A second benefit of using Ansible in combination with storing the cluster configuration in git is that it allowed us to automate setting up Graylog clusters. For example, in a worst case scenario we could set up a new Graylog cluster and just apply the Ansible code to have it configured and processing messages within minutes. We still do backups of our MongoDB cluster, but this way we can also easily spin up a new cluster with the same settings, if we just want to test a new version for example. We can spin up a small cluster and with relatively little work can set it up the same way we have our production cluster, perform some test on it and destroy it again.
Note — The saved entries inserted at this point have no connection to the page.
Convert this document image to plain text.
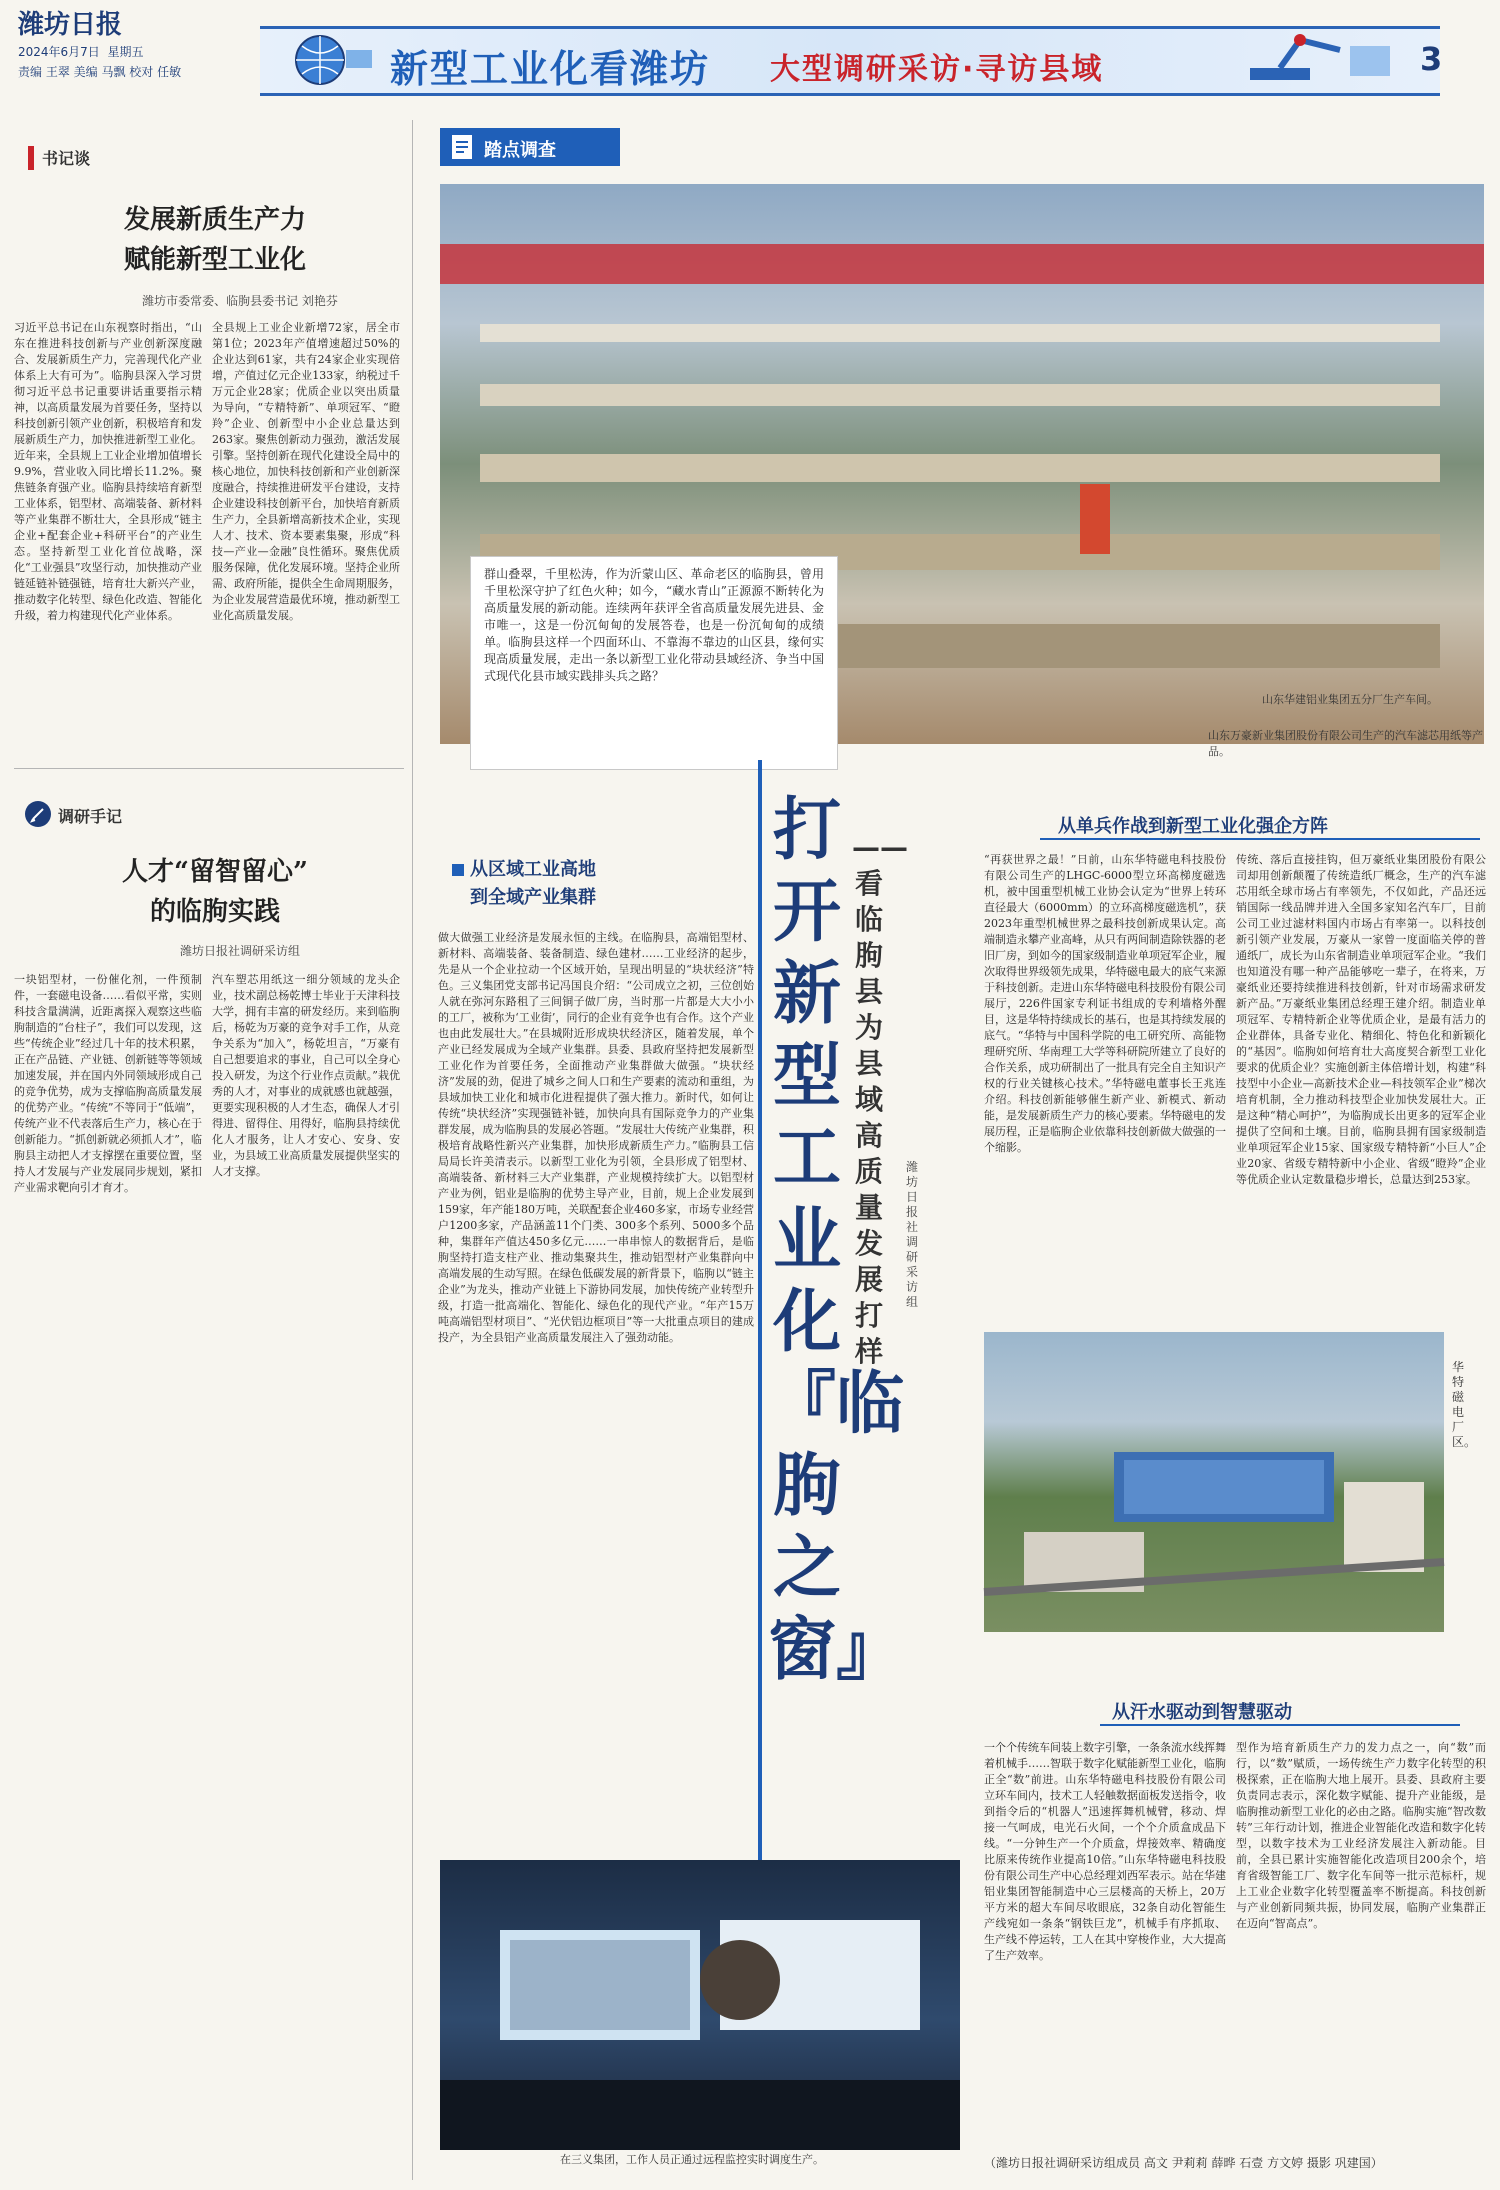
潍坊日报
2024年6月7日 星期五
责编 王翠 美编 马飘 校对 任敏	新型工业化看潍坊 大型调研采访·寻访县域	3
书记谈
发展新质生产力
赋能新型工业化
潍坊市委常委、临朐县委书记 刘艳芬
习近平总书记在山东视察时指出，“山东在推进科技创新与产业创新深度融合、发展新质生产力，完善现代化产业体系上大有可为”。临朐县深入学习贯彻习近平总书记重要讲话重要指示精神，以高质量发展为首要任务，坚持以科技创新引领产业创新，积极培育和发展新质生产力，加快推进新型工业化。近年来，全县规上工业企业增加值增长9.9%，营业收入同比增长11.2%。聚焦链条育强产业。临朐县持续培育新型工业体系，铝型材、高端装备、新材料等产业集群不断壮大，全县形成“链主企业+配套企业+科研平台”的产业生态。坚持新型工业化首位战略，深化“工业强县”攻坚行动，加快推动产业链延链补链强链，培育壮大新兴产业，推动数字化转型、绿色化改造、智能化升级，着力构建现代化产业体系。
全县规上工业企业新增72家，居全市第1位；2023年产值增速超过50%的企业达到61家，共有24家企业实现倍增，产值过亿元企业133家，纳税过千万元企业28家；优质企业以突出质量为导向，“专精特新”、单项冠军、“瞪羚”企业、创新型中小企业总量达到263家。聚焦创新动力强劲，激活发展引擎。坚持创新在现代化建设全局中的核心地位，加快科技创新和产业创新深度融合，持续推进研发平台建设，支持企业建设科技创新平台，加快培育新质生产力，全县新增高新技术企业，实现人才、技术、资本要素集聚，形成“科技—产业—金融”良性循环。聚焦优质服务保障，优化发展环境。坚持企业所需、政府所能，提供全生命周期服务，为企业发展营造最优环境，推动新型工业化高质量发展。
调研手记
人才“留智留心”
的临朐实践
潍坊日报社调研采访组
一块铝型材，一份催化剂，一件预制件，一套磁电设备……看似平常，实则科技含量满满，近距离探入观察这些临朐制造的“台柱子”，我们可以发现，这些“传统企业”经过几十年的技术积累，正在产品链、产业链、创新链等等领域加速发展，并在国内外同领域形成自己的竞争优势，成为支撑临朐高质量发展的优势产业。“传统”不等同于“低端”，传统产业不代表落后生产力，核心在于创新能力。“抓创新就必须抓人才”，临朐县主动把人才支撑摆在重要位置，坚持人才发展与产业发展同步规划，紧扣产业需求靶向引才育才。
汽车塑芯用纸这一细分领域的龙头企业，技术副总杨乾博士毕业于天津科技大学，拥有丰富的研发经历。来到临朐后，杨乾为万豪的竞争对手工作，从竞争关系为“加入”，杨乾坦言，“万豪有自己想要追求的事业，自己可以全身心投入研发，为这个行业作点贡献。”栽优秀的人才，对事业的成就感也就越强，更要实现积极的人才生态，确保人才引得进、留得住、用得好，临朐县持续优化人才服务，让人才安心、安身、安业，为县域工业高质量发展提供坚实的人才支撑。
踏点调查
群山叠翠，千里松涛，作为沂蒙山区、革命老区的临朐县，曾用千里松深守护了红色火种；如今，“藏水青山”正源源不断转化为高质量发展的新动能。连续两年获评全省高质量发展先进县、金市唯一，这是一份沉甸甸的发展答卷，也是一份沉甸甸的成绩单。临朐县这样一个四面环山、不靠海不靠边的山区县，缘何实现高质量发展，走出一条以新型工业化带动县域经济、争当中国式现代化县市域实践排头兵之路？
山东华建铝业集团五分厂生产车间。
山东万豪新业集团股份有限公司生产的汽车滤芯用纸等产品。
打开新型工业化『临朐之窗』
——看临朐县为县域高质量发展打样
潍坊日报社调研采访组
从区域工业高地
到全域产业集群
做大做强工业经济是发展永恒的主线。在临朐县，高端铝型材、新材料、高端装备、装备制造、绿色建材……工业经济的起步，先是从一个企业拉动一个区域开始，呈现出明显的“块状经济”特色。三义集团党支部书记冯国良介绍：“公司成立之初，三位创始人就在弥河东路租了三间铜子做厂房，当时那一片都是大大小小的工厂，被称为‘工业街’，同行的企业有竞争也有合作。这个产业也由此发展壮大。”在县城附近形成块状经济区，随着发展，单个产业已经发展成为全域产业集群。县委、县政府坚持把发展新型工业化作为首要任务，全面推动产业集群做大做强。“块状经济”发展的劲，促进了城乡之间人口和生产要素的流动和重组，为县域加快工业化和城市化进程提供了强大推力。新时代，如何让传统“块状经济”实现强链补链，加快向具有国际竞争力的产业集群发展，成为临朐县的发展必答题。“发展壮大传统产业集群，积极培育战略性新兴产业集群，加快形成新质生产力。”临朐县工信局局长许美清表示。以新型工业化为引领，全县形成了铝型材、高端装备、新材料三大产业集群，产业规模持续扩大。以铝型材产业为例，铝业是临朐的优势主导产业，目前，规上企业发展到159家，年产能180万吨，关联配套企业460多家，市场专业经营户1200多家，产品涵盖11个门类、300多个系列、5000多个品种，集群年产值达450多亿元……一串串惊人的数据背后，是临朐坚持打造支柱产业、推动集聚共生，推动铝型材产业集群向中高端发展的生动写照。在绿色低碳发展的新背景下，临朐以“链主企业”为龙头，推动产业链上下游协同发展，加快传统产业转型升级，打造一批高端化、智能化、绿色化的现代产业。“年产15万吨高端铝型材项目”、“光伏铝边框项目”等一大批重点项目的建成投产，为全县铝产业高质量发展注入了强劲动能。
从单兵作战到新型工业化强企方阵
“再获世界之最！”日前，山东华特磁电科技股份有限公司生产的LHGC-6000型立环高梯度磁选机，被中国重型机械工业协会认定为“世界上转环直径最大（6000mm）的立环高梯度磁选机”，获2023年重型机械世界之最科技创新成果认定。高端制造永攀产业高峰，从只有两间制造除铁器的老旧厂房，到如今的国家级制造业单项冠军企业，履次取得世界级领先成果，华特磁电最大的底气来源于科技创新。走进山东华特磁电科技股份有限公司展厅，226件国家专利证书组成的专利墙格外醒目，这是华特持续成长的基石，也是其持续发展的底气。“华特与中国科学院的电工研究所、高能物理研究所、华南理工大学等科研院所建立了良好的合作关系，成功研制出了一批具有完全自主知识产权的行业关键核心技术。”华特磁电董事长王兆连介绍。科技创新能够催生新产业、新模式、新动能，是发展新质生产力的核心要素。华特磁电的发展历程，正是临朐企业依靠科技创新做大做强的一个缩影。
传统、落后直接挂钩，但万豪纸业集团股份有限公司却用创新颠覆了传统造纸厂概念，生产的汽车滤芯用纸全球市场占有率领先，不仅如此，产品还远销国际一线品牌并进入全国多家知名汽车厂，目前公司工业过滤材料国内市场占有率第一。以科技创新引领产业发展，万豪从一家曾一度面临关停的普通纸厂，成长为山东省制造业单项冠军企业。“我们也知道没有哪一种产品能够吃一辈子，在将来，万豪纸业还要持续推进科技创新，针对市场需求研发新产品。”万豪纸业集团总经理王建介绍。制造业单项冠军、专精特新企业等优质企业，是最有活力的企业群体，具备专业化、精细化、特色化和新颖化的“基因”。临朐如何培育壮大高度契合新型工业化要求的优质企业？实施创新主体倍增计划，构建“科技型中小企业—高新技术企业—科技领军企业”梯次培育机制，全力推动科技型企业加快发展壮大。正是这种“精心呵护”，为临朐成长出更多的冠军企业提供了空间和土壤。目前，临朐县拥有国家级制造业单项冠军企业15家、国家级专精特新“小巨人”企业20家、省级专精特新中小企业、省级“瞪羚”企业等优质企业认定数量稳步增长，总量达到253家。
华特磁电厂区。
从汗水驱动到智慧驱动
一个个传统车间装上数字引擎，一条条流水线挥舞着机械手……智联于数字化赋能新型工业化，临朐正全“数”前进。山东华特磁电科技股份有限公司立环车间内，技术工人轻触数据面板发送指令，收到指令后的“机器人”迅速挥舞机械臂，移动、焊接一气呵成，电光石火间，一个个介质盒成品下线。“一分钟生产一个介质盒，焊接效率、精确度比原来传统作业提高10倍。”山东华特磁电科技股份有限公司生产中心总经理刘西军表示。站在华建铝业集团智能制造中心三层楼高的天桥上，20万平方米的超大车间尽收眼底，32条自动化智能生产线宛如一条条“钢铁巨龙”，机械手有序抓取、生产线不停运转，工人在其中穿梭作业，大大提高了生产效率。
型作为培育新质生产力的发力点之一，向“数”而行，以“数”赋质，一场传统生产力数字化转型的积极探索，正在临朐大地上展开。县委、县政府主要负责同志表示，深化数字赋能、提升产业能级，是临朐推动新型工业化的必由之路。临朐实施“智改数转”三年行动计划，推进企业智能化改造和数字化转型，以数字技术为工业经济发展注入新动能。目前，全县已累计实施智能化改造项目200余个，培育省级智能工厂、数字化车间等一批示范标杆，规上工业企业数字化转型覆盖率不断提高。科技创新与产业创新同频共振，协同发展，临朐产业集群正在迈向“智高点”。
在三义集团，工作人员正通过远程监控实时调度生产。	（潍坊日报社调研采访组成员 高文 尹莉莉 薛晔 石壹 方文婷 摄影 巩建国）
Putting the Ansible deployment into our CI/CD system now also allows us to test changes before they go live, at least on a semantic level. Ansible will perform a dry-run on each pull request so developers get feedback on their changes. If everything is good, we just need to merge, if not, we can collaborate to fix the issue and get the new configuration rolled out as soon as we know it is working. We still have some parts left out of this, mainly things that are very visual like dashboards and views. For us it didn’t make sense to describe dashboards in code where the definition would be very abstract so people can still create those directly via the WebUI. Overall the adoption of this is slowly rolling out to the company, with one of the heavy users with lots of alerts on the old system directly contacting us to help them with migration efforts.

Tuning the system

As you would expect, a change of this magnitude does not come without difficulties. Besides some delayed hardware deliveries, we also faced some issues with the system itself. Since we were changing pretty much every part of the system, we actually expected this. But it was a great learning experience.
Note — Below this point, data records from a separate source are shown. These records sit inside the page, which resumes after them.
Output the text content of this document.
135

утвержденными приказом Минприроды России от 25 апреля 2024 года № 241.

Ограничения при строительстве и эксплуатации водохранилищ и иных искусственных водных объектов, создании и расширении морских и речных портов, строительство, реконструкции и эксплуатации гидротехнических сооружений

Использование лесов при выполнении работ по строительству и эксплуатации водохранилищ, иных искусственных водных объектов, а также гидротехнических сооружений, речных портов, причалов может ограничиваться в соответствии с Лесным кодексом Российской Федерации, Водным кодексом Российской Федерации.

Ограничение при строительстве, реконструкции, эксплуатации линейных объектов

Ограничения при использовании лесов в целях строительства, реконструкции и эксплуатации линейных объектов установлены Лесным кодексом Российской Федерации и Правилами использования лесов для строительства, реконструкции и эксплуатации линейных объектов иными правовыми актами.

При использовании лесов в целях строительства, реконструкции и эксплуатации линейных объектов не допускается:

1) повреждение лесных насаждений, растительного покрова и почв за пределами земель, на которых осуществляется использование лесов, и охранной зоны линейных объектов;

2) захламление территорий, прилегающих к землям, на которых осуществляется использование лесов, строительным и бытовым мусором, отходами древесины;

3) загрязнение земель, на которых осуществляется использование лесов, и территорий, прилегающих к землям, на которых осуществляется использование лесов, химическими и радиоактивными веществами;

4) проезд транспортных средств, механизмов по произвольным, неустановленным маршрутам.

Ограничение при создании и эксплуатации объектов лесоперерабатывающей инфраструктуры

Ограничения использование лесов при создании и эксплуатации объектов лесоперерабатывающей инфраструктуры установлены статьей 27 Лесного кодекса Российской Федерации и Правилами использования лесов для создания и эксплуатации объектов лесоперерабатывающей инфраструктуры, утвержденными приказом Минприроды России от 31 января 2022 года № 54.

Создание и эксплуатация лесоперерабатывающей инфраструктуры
Once we started slowly ingesting data into Graylog, we finally had some metrics to see if the system would hold up. The first issue we faced was garbage collection on Elasticsearch. Since we now had 20 instead of 15 nodes, but also kept replicas, there was more pressure on the Java heap. We couldn’t easily increase it, since that would negatively impact performance. But we also used Java 11, which meant we could test the new G1GC garbage collector.

As you can see, the time spent for garbage collection looked bad, going up to over 150ms on average. After we switched to G1GC at around 11:00 we immediately saw a drop. Of course we forgot one server, so the green line shows the difference this made pretty nicely. So garbage collection was no longer a big issue. Of course this switch came with one caveat: we had an increased CPU usage on our Elasticsearch nodes. But since they where under-utilised anyway, this was and is not an issue.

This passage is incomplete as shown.